Perfil Brasil 2014: Wayne Rooney
Perfil Brasil 2014: Wayne Rooney

Estatuto de muitos, qualidade de poucos, Wayne Rooney é a estrela da Selecção Inglesa e chega a Terras de Vera Cruz pronto para o combate. Depois da brilhante prestação no último Mundial, onde ajudou os The Three Lions a chegar aos oitavos-de-final, Rooney mostra-se mais que preparado para ajudar a equipa de Roy Hodgson.

Apesar de ter a sua qualidade mais que comprovada, Rooney sabe que muito do valor que tem acaba por não ser reconhecido. No que diz respeito ao campeonato inglês o avançado-centro, sabe que tem o lugar mais que merecido no onze titular, ainda assim acaba por ser ofuscado por estrelas em ascensão como Van Persie, ou, noutros tempos, pelo português Cristiano Ronaldo.

No que à Selecção diz respeito, Rooney tem a liberdade que sempre mereceu. A jogar ao centro do ataque, o menino do United, dá as voltas que forem necessárias para dificultar a vida ao adversário e colocar a bola no fundo da baliza contrária.

A Dança do ataque

Rooney, ao contrário do que muitos possam pensar, não é ponta-de-lança. Wayne Rooney joga como avançado-centro, ou seja, toda a zona central do ataque é ocupada pelo inglês, isto dá-lhe não só uma maior liberdade para deambular nas zonas ofensivas, como também mostra a criatividade no jogador na construção atacante.

A credibilidade, a rapidez e a qualidade técnica de que Rooney é dono fazem com que seja um dos jogadores que mais faz tremer a defesa contrária. Não é por acaso que Rooney é conhecido como o guerreiro vermelho, não é fácil prever o que vai fazer, não é fácil de parar e mais, o pé direito de Rooney é o pesadelo de muitos guarda-redes.

Dono e senhor do ataque inglês, controlador de cada uma das zonas do campo, rápido, coeso, possante e resistente ao choque. Assim se pode definir o estilo de jogo de Wayne Rooney. O remate potente e letal é eficaz tanto a curtas, como a médias distâncias, o que faz dele um dos alvos a abater pela defesa adversária.

Rooney chega ao Brasil depois de uma época no United que deixou a desejar. Os Red Devil's não foram além do 7º lugar, mas apesar de tudo foi o mestre no ataque que ajudou a que as coisas não piorassem.

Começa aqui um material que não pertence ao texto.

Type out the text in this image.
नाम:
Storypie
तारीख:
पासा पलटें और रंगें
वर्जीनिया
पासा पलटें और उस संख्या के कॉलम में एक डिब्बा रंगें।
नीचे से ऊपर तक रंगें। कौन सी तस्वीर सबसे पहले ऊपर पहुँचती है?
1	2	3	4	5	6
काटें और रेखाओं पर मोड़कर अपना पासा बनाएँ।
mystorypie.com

A Wayne Rooney não falta motivação e o inglês parece estar mais do que preparado para levar a Selecção de Isabel II ao topo do Futebol Mundial.

Os pormenores que podem fazer a diferença

Depois de 12 anos de carreira e de mais de 230 golos, Rooney não é um jogador a quem possamos apontar defeitos. Com a qualidade mais que provada, o jogador do Manchester United já nada tem que fazer para mostrar serviço.

Rooney ainda só tem 28 anos, os anos como jogador começam a pesar e nos jogos de preparação para o Mundial isso foi notório. Rooney já não tem a mesma rapidez que tanto o caracterizou ao longo da sua carreira, no jogo com o Peru a qualidade ficou perdida.

Entre Rooney, Welbeck e Sturridge se divide o ataque da equipa inglesa. Rooney é certo no onze, ainda assim Welbeck e Sturridge têm um estilo muito parecido com o jogador do United e isso acaba por tirar a liberdade que Rooney gosta de dar ao seu jogo.

Para estar a 100% em campo, Wayne Rooney precisa apenas de si próprio, da qualidade que tanto lhe é reconhecida e de um avançado fixo. Ora, isso acaba por não acontecer com Welbeck e Sturridge em campo. As duas outras estrelas inglesas acabam por baralhar Rooney no seu estilo próprio e dificultam a vida do inglês na chegada à baliza.

Estará a equipa inglesa a cair de qualidade técnica? Não, o que acontece é que no caso de Rooney a idade e o ritmo de jogo a que sempre esteve habituado começam a pesar. E demasiado.

Ainda assim, o Guerreiro Vermelho, parece estar mais do que preparado e diz mesmo que a Inglaterra chega ao Brasil com a ambição de sempre: «Estamos aqui para ganhar!»